Sounds of marches, waltzes and songs filled the air of that beautiful day in the capital. The ensemble focused on music pieces by Russian and Soviet composers. Along with military marches they performed some waltzes, including the world-famous On the Hills of Manchuria, a masterpiece created by Ilya Shatrov at the beginning of the twentieth century to honor the members of the 214th Moksha Reserve Infantry Regiment who all fell during the Russian-Japanese war of 1905, and Siniy Platochek (Little Blue Scarf) by Ezhi Peterburgskiy. Written in 1940, the song became very popular all over the country and many of the Soviet artists included it in their repertoire. A year later, during the Great Patriotic War, the song was performed by Lidia Ruslanova and Klavdia Shulzhenko. Each singer suggested her own version differing from the original one. They both fitted perfectly the difficult times that our country was going through and Red Army soldiers quickly took to singing it during the brief minutes of rest. Nowadays we are largely familiar with Shulzhenko’s version of the song. The band also performed Alexander Khalilov’s Subboteya, a very vibrant dance song, Artur Polonskiy’s Blooming May, a foxtrot composition popular on the 1940s-1950s, as well as Novikov’s Smuglyanka. Originally dedicated to Grigoriy Kotovskiy, the hero of the Civil War (1918 — 1922), in 1944 the song became the symbol of all the officers and soldiers who fearlessly fought to free Moldova during the Great Patriotic War.
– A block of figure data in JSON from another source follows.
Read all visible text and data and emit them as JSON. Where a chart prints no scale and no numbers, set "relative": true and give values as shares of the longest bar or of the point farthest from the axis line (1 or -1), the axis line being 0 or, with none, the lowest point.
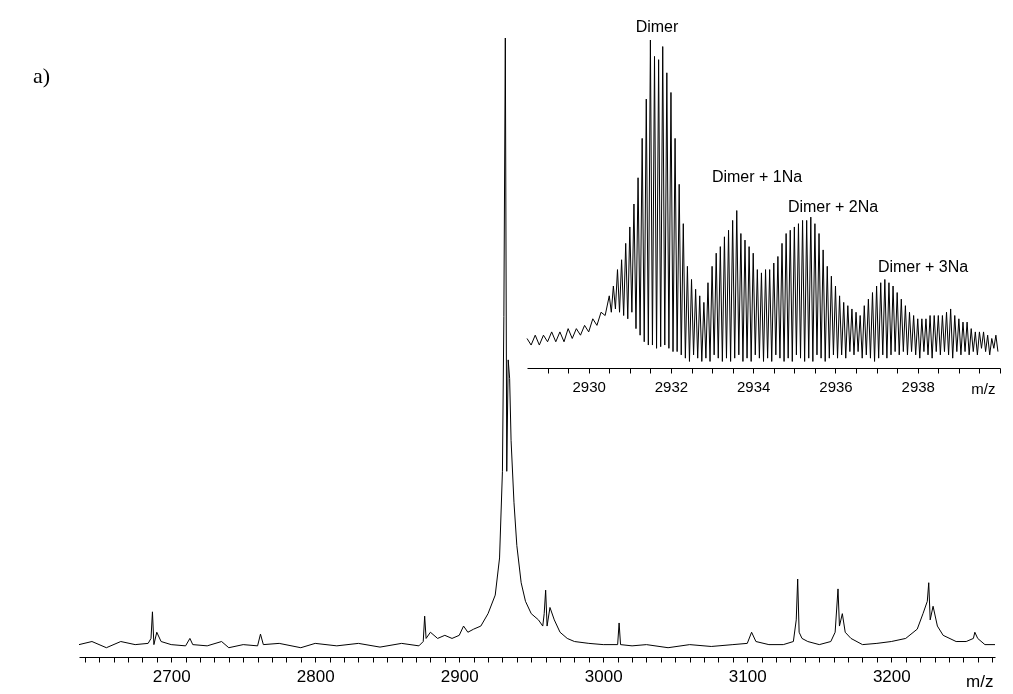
{
  "chart_data": [
    {
      "type": "line",
      "relative": true,
      "xlabel": "m/z",
      "annotations": [
        "a)"
      ],
      "grid": false,
      "xlim": [
        2636,
        3272
      ],
      "xticks": [
        {
          "value": 2640,
          "label": null
        },
        {
          "value": 2650,
          "label": null
        },
        {
          "value": 2660,
          "label": null
        },
        {
          "value": 2670,
          "label": null
        },
        {
          "value": 2680,
          "label": null
        },
        {
          "value": 2690,
          "label": null
        },
        2700,
        {
          "value": 2710,
          "label": null
        },
        {
          "value": 2720,
          "label": null
        },
        {
          "value": 2730,
          "label": null
        },
        {
          "value": 2740,
          "label": null
        },
        {
          "value": 2750,
          "label": null
        },
        {
          "value": 2760,
          "label": null
        },
        {
          "value": 2770,
          "label": null
        },
        {
          "value": 2780,
          "label": null
        },
        {
          "value": 2790,
          "label": null
        },
        2800,
        {
          "value": 2810,
          "label": null
        },
        {
          "value": 2820,
          "label": null
        },
        {
          "value": 2830,
          "label": null
        },
        {
          "value": 2840,
          "label": null
        },
        {
          "value": 2850,
          "label": null
        },
        {
          "value": 2860,
          "label": null
        },
        {
          "value": 2870,
          "label": null
        },
        {
          "value": 2880,
          "label": null
        },
        {
          "value": 2890,
          "label": null
        },
        2900,
        {
          "value": 2910,
          "label": null
        },
        {
          "value": 2920,
          "label": null
        },
        {
          "value": 2930,
          "label": null
        },
        {
          "value": 2940,
          "label": null
        },
        {
          "value": 2950,
          "label": null
        },
        {
          "value": 2960,
          "label": null
        },
        {
          "value": 2970,
          "label": null
        },
        {
          "value": 2980,
          "label": null
        },
        {
          "value": 2990,
          "label": null
        },
        3000,
        {
          "value": 3010,
          "label": null
        },
        {
          "value": 3020,
          "label": null
        },
        {
          "value": 3030,
          "label": null
        },
        {
          "value": 3040,
          "label": null
        },
        {
          "value": 3050,
          "label": null
        },
        {
          "value": 3060,
          "label": null
        },
        {
          "value": 3070,
          "label": null
        },
        {
          "value": 3080,
          "label": null
        },
        {
          "value": 3090,
          "label": null
        },
        3100,
        {
          "value": 3110,
          "label": null
        },
        {
          "value": 3120,
          "label": null
        },
        {
          "value": 3130,
          "label": null
        },
        {
          "value": 3140,
          "label": null
        },
        {
          "value": 3150,
          "label": null
        },
        {
          "value": 3160,
          "label": null
        },
        {
          "value": 3170,
          "label": null
        },
        {
          "value": 3180,
          "label": null
        },
        {
          "value": 3190,
          "label": null
        },
        3200,
        {
          "value": 3210,
          "label": null
        },
        {
          "value": 3220,
          "label": null
        },
        {
          "value": 3230,
          "label": null
        },
        {
          "value": 3240,
          "label": null
        },
        {
          "value": 3250,
          "label": null
        },
        {
          "value": 3260,
          "label": null
        },
        {
          "value": 3270,
          "label": null
        }
      ],
      "series": [
        {
          "color": "#000000",
          "x": [
            2636,
            2645,
            2655,
            2665,
            2675,
            2684,
            2686,
            2687,
            2688,
            2690,
            2693,
            2700,
            2710,
            2713,
            2715,
            2725,
            2735,
            2740,
            2750,
            2760,
            2762,
            2764,
            2775,
            2790,
            2800,
            2815,
            2830,
            2845,
            2860,
            2872,
            2875,
            2876,
            2877,
            2880,
            2885,
            2890,
            2895,
            2900,
            2903,
            2906,
            2910,
            2915,
            2920,
            2925,
            2928,
            2930,
            2931,
            2932,
            2933,
            2934,
            2935,
            2936,
            2938,
            2940,
            2943,
            2946,
            2950,
            2955,
            2958,
            2959,
            2960,
            2961,
            2963,
            2966,
            2970,
            2975,
            2980,
            2990,
            3000,
            3010,
            3011,
            3012,
            3020,
            3030,
            3045,
            3060,
            3075,
            3090,
            3100,
            3103,
            3106,
            3115,
            3125,
            3132,
            3134,
            3135,
            3136,
            3138,
            3142,
            3150,
            3158,
            3161,
            3163,
            3164,
            3166,
            3168,
            3172,
            3180,
            3190,
            3200,
            3210,
            3218,
            3222,
            3225,
            3226,
            3227,
            3229,
            3232,
            3236,
            3245,
            3252,
            3257,
            3258,
            3260,
            3265,
            3272
          ],
          "values": [
            0.02,
            0.025,
            0.015,
            0.025,
            0.02,
            0.022,
            0.03,
            0.073,
            0.02,
            0.04,
            0.025,
            0.02,
            0.018,
            0.03,
            0.02,
            0.018,
            0.025,
            0.015,
            0.02,
            0.018,
            0.037,
            0.02,
            0.022,
            0.015,
            0.022,
            0.018,
            0.022,
            0.016,
            0.022,
            0.018,
            0.025,
            0.066,
            0.03,
            0.04,
            0.03,
            0.035,
            0.03,
            0.035,
            0.05,
            0.04,
            0.045,
            0.05,
            0.07,
            0.1,
            0.16,
            0.3,
            0.55,
            1.0,
            0.3,
            0.48,
            0.45,
            0.35,
            0.25,
            0.18,
            0.12,
            0.09,
            0.07,
            0.06,
            0.05,
            0.07,
            0.108,
            0.05,
            0.08,
            0.06,
            0.04,
            0.03,
            0.025,
            0.022,
            0.02,
            0.02,
            0.055,
            0.02,
            0.018,
            0.02,
            0.015,
            0.02,
            0.017,
            0.02,
            0.022,
            0.04,
            0.025,
            0.02,
            0.02,
            0.025,
            0.06,
            0.126,
            0.04,
            0.03,
            0.025,
            0.02,
            0.025,
            0.04,
            0.11,
            0.05,
            0.07,
            0.04,
            0.03,
            0.02,
            0.022,
            0.025,
            0.03,
            0.045,
            0.07,
            0.09,
            0.12,
            0.06,
            0.082,
            0.05,
            0.035,
            0.025,
            0.025,
            0.03,
            0.04,
            0.03,
            0.02,
            0.02
          ]
        }
      ]
    },
    {
      "type": "line",
      "relative": true,
      "xlabel": "m/z",
      "grid": false,
      "xlim": [
        2928.5,
        2940
      ],
      "xticks": [
        {
          "value": 2929,
          "label": null
        },
        {
          "value": 2929.5,
          "label": null
        },
        2930,
        {
          "value": 2930.5,
          "label": null
        },
        {
          "value": 2931,
          "label": null
        },
        {
          "value": 2931.5,
          "label": null
        },
        2932,
        {
          "value": 2932.5,
          "label": null
        },
        {
          "value": 2933,
          "label": null
        },
        {
          "value": 2933.5,
          "label": null
        },
        2934,
        {
          "value": 2934.5,
          "label": null
        },
        {
          "value": 2935,
          "label": null
        },
        {
          "value": 2935.5,
          "label": null
        },
        2936,
        {
          "value": 2936.5,
          "label": null
        },
        {
          "value": 2937,
          "label": null
        },
        {
          "value": 2937.5,
          "label": null
        },
        2938,
        {
          "value": 2938.5,
          "label": null
        },
        {
          "value": 2939,
          "label": null
        },
        {
          "value": 2939.5,
          "label": null
        },
        {
          "value": 2940,
          "label": null
        }
      ],
      "annotations": [
        "Dimer",
        "Dimer + 1Na",
        "Dimer + 2Na",
        "Dimer + 3Na"
      ],
      "series": [
        {
          "color": "#000000",
          "x": [
            2928.5,
            2928.6,
            2928.7,
            2928.8,
            2928.9,
            2929.0,
            2929.1,
            2929.2,
            2929.3,
            2929.4,
            2929.5,
            2929.6,
            2929.7,
            2929.8,
            2929.9,
            2930.0,
            2930.1,
            2930.2,
            2930.3,
            2930.4,
            2930.5,
            2930.55,
            2930.6,
            2930.65,
            2930.7,
            2930.75,
            2930.8,
            2930.85,
            2930.9,
            2930.95,
            2931.0,
            2931.05,
            2931.1,
            2931.15,
            2931.2,
            2931.25,
            2931.3,
            2931.35,
            2931.4,
            2931.45,
            2931.5,
            2931.55,
            2931.6,
            2931.65,
            2931.7,
            2931.75,
            2931.8,
            2931.85,
            2931.9,
            2931.95,
            2932.0,
            2932.05,
            2932.1,
            2932.15,
            2932.2,
            2932.25,
            2932.3,
            2932.35,
            2932.4,
            2932.45,
            2932.5,
            2932.55,
            2932.6,
            2932.65,
            2932.7,
            2932.75,
            2932.8,
            2932.85,
            2932.9,
            2932.95,
            2933.0,
            2933.05,
            2933.1,
            2933.15,
            2933.2,
            2933.25,
            2933.3,
            2933.35,
            2933.4,
            2933.45,
            2933.5,
            2933.55,
            2933.6,
            2933.65,
            2933.7,
            2933.75,
            2933.8,
            2933.85,
            2933.9,
            2933.95,
            2934.0,
            2934.05,
            2934.1,
            2934.15,
            2934.2,
            2934.25,
            2934.3,
            2934.35,
            2934.4,
            2934.45,
            2934.5,
            2934.55,
            2934.6,
            2934.65,
            2934.7,
            2934.75,
            2934.8,
            2934.85,
            2934.9,
            2934.95,
            2935.0,
            2935.05,
            2935.1,
            2935.15,
            2935.2,
            2935.25,
            2935.3,
            2935.35,
            2935.4,
            2935.45,
            2935.5,
            2935.55,
            2935.6,
            2935.65,
            2935.7,
            2935.75,
            2935.8,
            2935.85,
            2935.9,
            2935.95,
            2936.0,
            2936.05,
            2936.1,
            2936.15,
            2936.2,
            2936.25,
            2936.3,
            2936.35,
            2936.4,
            2936.45,
            2936.5,
            2936.55,
            2936.6,
            2936.65,
            2936.7,
            2936.75,
            2936.8,
            2936.85,
            2936.9,
            2936.95,
            2937.0,
            2937.05,
            2937.1,
            2937.15,
            2937.2,
            2937.25,
            2937.3,
            2937.35,
            2937.4,
            2937.45,
            2937.5,
            2937.55,
            2937.6,
            2937.65,
            2937.7,
            2937.75,
            2937.8,
            2937.85,
            2937.9,
            2937.95,
            2938.0,
            2938.05,
            2938.1,
            2938.15,
            2938.2,
            2938.25,
            2938.3,
            2938.35,
            2938.4,
            2938.45,
            2938.5,
            2938.55,
            2938.6,
            2938.65,
            2938.7,
            2938.75,
            2938.8,
            2938.85,
            2938.9,
            2938.95,
            2939.0,
            2939.05,
            2939.1,
            2939.15,
            2939.2,
            2939.25,
            2939.3,
            2939.35,
            2939.4,
            2939.45,
            2939.5,
            2939.55,
            2939.6,
            2939.65,
            2939.7,
            2939.75,
            2939.8,
            2939.85,
            2939.9,
            2939.95
          ],
          "values": [
            0.09,
            0.07,
            0.1,
            0.07,
            0.1,
            0.08,
            0.11,
            0.08,
            0.11,
            0.08,
            0.12,
            0.09,
            0.12,
            0.1,
            0.13,
            0.11,
            0.15,
            0.13,
            0.17,
            0.16,
            0.22,
            0.17,
            0.25,
            0.18,
            0.3,
            0.17,
            0.33,
            0.16,
            0.38,
            0.15,
            0.43,
            0.17,
            0.5,
            0.12,
            0.58,
            0.1,
            0.7,
            0.08,
            0.82,
            0.07,
            1.0,
            0.07,
            0.95,
            0.06,
            0.94,
            0.065,
            0.98,
            0.07,
            0.9,
            0.06,
            0.84,
            0.05,
            0.7,
            0.05,
            0.56,
            0.04,
            0.44,
            0.03,
            0.31,
            0.02,
            0.27,
            0.04,
            0.24,
            0.03,
            0.22,
            0.02,
            0.2,
            0.03,
            0.26,
            0.02,
            0.31,
            0.04,
            0.35,
            0.03,
            0.37,
            0.02,
            0.4,
            0.03,
            0.42,
            0.02,
            0.45,
            0.03,
            0.48,
            0.04,
            0.41,
            0.02,
            0.39,
            0.03,
            0.37,
            0.02,
            0.35,
            0.04,
            0.3,
            0.03,
            0.29,
            0.02,
            0.3,
            0.03,
            0.3,
            0.02,
            0.32,
            0.04,
            0.34,
            0.03,
            0.38,
            0.02,
            0.41,
            0.03,
            0.42,
            0.02,
            0.43,
            0.04,
            0.44,
            0.03,
            0.45,
            0.02,
            0.45,
            0.03,
            0.46,
            0.02,
            0.44,
            0.04,
            0.41,
            0.03,
            0.36,
            0.02,
            0.31,
            0.03,
            0.28,
            0.04,
            0.25,
            0.03,
            0.22,
            0.04,
            0.2,
            0.03,
            0.19,
            0.05,
            0.18,
            0.04,
            0.17,
            0.05,
            0.16,
            0.03,
            0.19,
            0.04,
            0.21,
            0.03,
            0.23,
            0.02,
            0.25,
            0.03,
            0.26,
            0.04,
            0.27,
            0.03,
            0.26,
            0.04,
            0.25,
            0.05,
            0.23,
            0.04,
            0.21,
            0.05,
            0.19,
            0.04,
            0.17,
            0.05,
            0.16,
            0.04,
            0.15,
            0.03,
            0.15,
            0.05,
            0.15,
            0.04,
            0.16,
            0.03,
            0.16,
            0.05,
            0.16,
            0.04,
            0.16,
            0.05,
            0.17,
            0.04,
            0.18,
            0.03,
            0.16,
            0.05,
            0.15,
            0.04,
            0.14,
            0.05,
            0.14,
            0.04,
            0.12,
            0.05,
            0.11,
            0.04,
            0.11,
            0.06,
            0.11,
            0.05,
            0.1,
            0.04,
            0.09,
            0.06,
            0.1,
            0.05
          ]
        }
      ]
    }
  ]
}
The concert program included also a number of foreign compositions, including Autumn Dream, a waltz by Archibald Joyce, Für dich, Rio Rita, a paso doble written by Enrique Santeugini in 1932, and Besame Mucho, a song written and composed by fifteen years old Consuelo Velazquez in 1941. The song is so popular all around the world that it’s been listed in the Top-10 songs of the twentieth century.

The audience was delighted with the concert receiving with great enthusiasm the contrast of marches and love songs offered by the military musicians.